My love, she was so fickle - favoring me one day and another the next, leaving out more of her life than I would ever know, always having one foot out the door. I guess I was like that overtime, too. Now she knows nothing of me, nothing of who I am or what makes me cry from joy or grief. I was naive, thinking that time would be enough to hold us together, that problems would fade and behaviors would change as we grew older, unaware that change becomes more difficult in a cast that has begun to set.
She was unpredictable, my love. Lashing out at one thing or the next, things I no longer have the willpower to keep up with. But her spontaneity had a pattern.

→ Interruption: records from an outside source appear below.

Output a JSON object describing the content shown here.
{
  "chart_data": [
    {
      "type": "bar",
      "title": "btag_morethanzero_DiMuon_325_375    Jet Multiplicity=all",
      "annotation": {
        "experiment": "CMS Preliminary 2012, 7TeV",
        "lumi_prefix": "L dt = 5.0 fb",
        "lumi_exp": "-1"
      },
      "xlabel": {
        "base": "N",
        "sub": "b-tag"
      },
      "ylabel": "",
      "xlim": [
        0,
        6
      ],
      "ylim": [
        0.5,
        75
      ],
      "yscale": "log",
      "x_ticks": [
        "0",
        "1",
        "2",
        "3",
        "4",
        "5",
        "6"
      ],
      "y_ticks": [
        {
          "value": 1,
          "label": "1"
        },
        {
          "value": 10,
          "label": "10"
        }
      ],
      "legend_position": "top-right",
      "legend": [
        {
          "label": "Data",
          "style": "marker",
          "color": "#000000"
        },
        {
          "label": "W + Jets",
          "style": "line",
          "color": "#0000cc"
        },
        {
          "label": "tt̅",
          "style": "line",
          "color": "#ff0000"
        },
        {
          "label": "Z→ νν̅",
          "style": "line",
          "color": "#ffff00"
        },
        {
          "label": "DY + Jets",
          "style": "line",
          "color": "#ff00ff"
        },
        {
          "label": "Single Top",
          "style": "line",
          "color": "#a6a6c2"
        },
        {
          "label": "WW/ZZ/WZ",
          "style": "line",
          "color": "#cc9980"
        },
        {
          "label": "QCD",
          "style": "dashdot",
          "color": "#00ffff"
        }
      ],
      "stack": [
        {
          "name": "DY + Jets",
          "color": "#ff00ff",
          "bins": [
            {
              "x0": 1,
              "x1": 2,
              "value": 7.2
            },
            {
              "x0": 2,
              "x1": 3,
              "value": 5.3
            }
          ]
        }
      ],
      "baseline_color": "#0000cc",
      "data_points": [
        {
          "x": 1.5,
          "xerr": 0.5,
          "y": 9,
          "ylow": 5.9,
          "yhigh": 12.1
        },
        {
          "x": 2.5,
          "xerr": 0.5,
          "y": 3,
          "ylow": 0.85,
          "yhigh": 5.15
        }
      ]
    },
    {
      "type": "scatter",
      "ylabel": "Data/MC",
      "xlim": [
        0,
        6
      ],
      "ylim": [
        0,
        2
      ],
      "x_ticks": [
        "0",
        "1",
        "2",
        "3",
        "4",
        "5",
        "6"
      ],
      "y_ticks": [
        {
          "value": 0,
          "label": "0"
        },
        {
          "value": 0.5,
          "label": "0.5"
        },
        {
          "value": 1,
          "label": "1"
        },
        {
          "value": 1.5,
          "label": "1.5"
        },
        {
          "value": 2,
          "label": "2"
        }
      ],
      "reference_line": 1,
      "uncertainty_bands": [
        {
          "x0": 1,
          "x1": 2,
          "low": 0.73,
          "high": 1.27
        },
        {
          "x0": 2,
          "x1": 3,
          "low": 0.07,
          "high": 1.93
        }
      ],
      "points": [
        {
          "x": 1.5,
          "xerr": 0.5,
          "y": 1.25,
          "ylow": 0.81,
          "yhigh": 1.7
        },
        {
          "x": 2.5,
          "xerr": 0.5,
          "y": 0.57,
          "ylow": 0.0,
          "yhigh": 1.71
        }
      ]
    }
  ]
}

It would begin with replacement - her choosing another - another for her to shower with praise or attention or tears. Then would come the comments, the judgement, the sighs. Next, she would say something like “I want to tell you something, but even if I do you wouldn’t change.” I would beg for specification, pleading to know what I could have done to hurt my beloved. She would refuse, narrow her eyes in that way that always filled me with an indescribable amount of shame. I would beg and beg, pressing to be let in. Finally, she would say: “you’re so selfish,” or “I just can’t deal with you,” or “do you even know how insufferable you are?” Then she would fall silent, fix her eyes on her phone, and act like she never said anything at all.
Next would come isolation. I would be left completely and utterly alone, every question of what I had done wrong, what I could do to be better, every apology for a mistake I didn’t realize I made, would be ignored - she wouldn’t even face me long enough to make that narrowed look. I would be invisible for those hours, days, even weeks. When I was without her, it was as if the entire world was shutting me out, laughing at an inside joke that they wouldn’t pause to explain - it practically was that way. Her behavior would be mirrored - pairs of eyes passing over me as though I were another motionless object. I would be given no hint as to what my misdeed was, rather I would be met with "I don’t want to be involve’s,” or “you messed up big time’s.” To my love, it was too low of her to speak first, So I would be left to search through instances of memories - analyzing every conversation, every movement, every sighting that could have made her feel this way towards me - her person, her soulmate - until I was left in disgust of myself , viewing everything I had done as rude or selfish or attention seeking or any other trait she pronounced me to have. I would practically hit myself, spiraling while remembering anything from me asking for a pencil to crying about how much I wished my sister would return - questioning how I could ever ask so much of her, to ask her to give, to share, to listen - wondering how I could become so inconsiderate of my beloved.
Finally, confrontation. I would call - begging for her to speak to me, ready to own up to my crimes. Then would come the lecture, the degradation, the criticism of everything from my tendency to tap songs out with my fingers to when I said it was messed up for her to get someone to write her application essays for her, only to brag about her acceptance and laugh at their rejection - proudly cheating through the courses so many others would trade their souls to take. Then, I would apologize, I would be yelled at for apologizing. I would promise to be better, to do better, she wouldn’t believe me. I would clear my throat, she would ask if I was crying, screaming how my sensitivity was another one of the many other things she couldn’t stand about me. Finally, I would say the right thing - the right combination of words that would absolve her of all anger and resentment and have her accept me again. It would never be the same words every time - sometimes it would take multiple tries, but eventually I would get it just right. The right admission of things I had never said or thought. The right agreement that everything from my tapping to my questioning were flaws that must immediately be corrected. The right promise that I would be better. I would stop tapping, stop questioning, stop playing the music I liked, or bringing up my favorite shows in front of her, or wearing my favorite sweater in public, because it was completely and utterly necessary to be let back in. The less I did or said anything of my own, the more the world reopened, and the more my beloved would be pleased.
It was so easy to forget everything about myself, become a mouthpiece that affirmed her every thought and discouraged her every worry. It would hurt, every day it would hurt, but I would still do it, because no matter how much it hurts to be in her world, it could never amount to how much it hurts to be left out of it.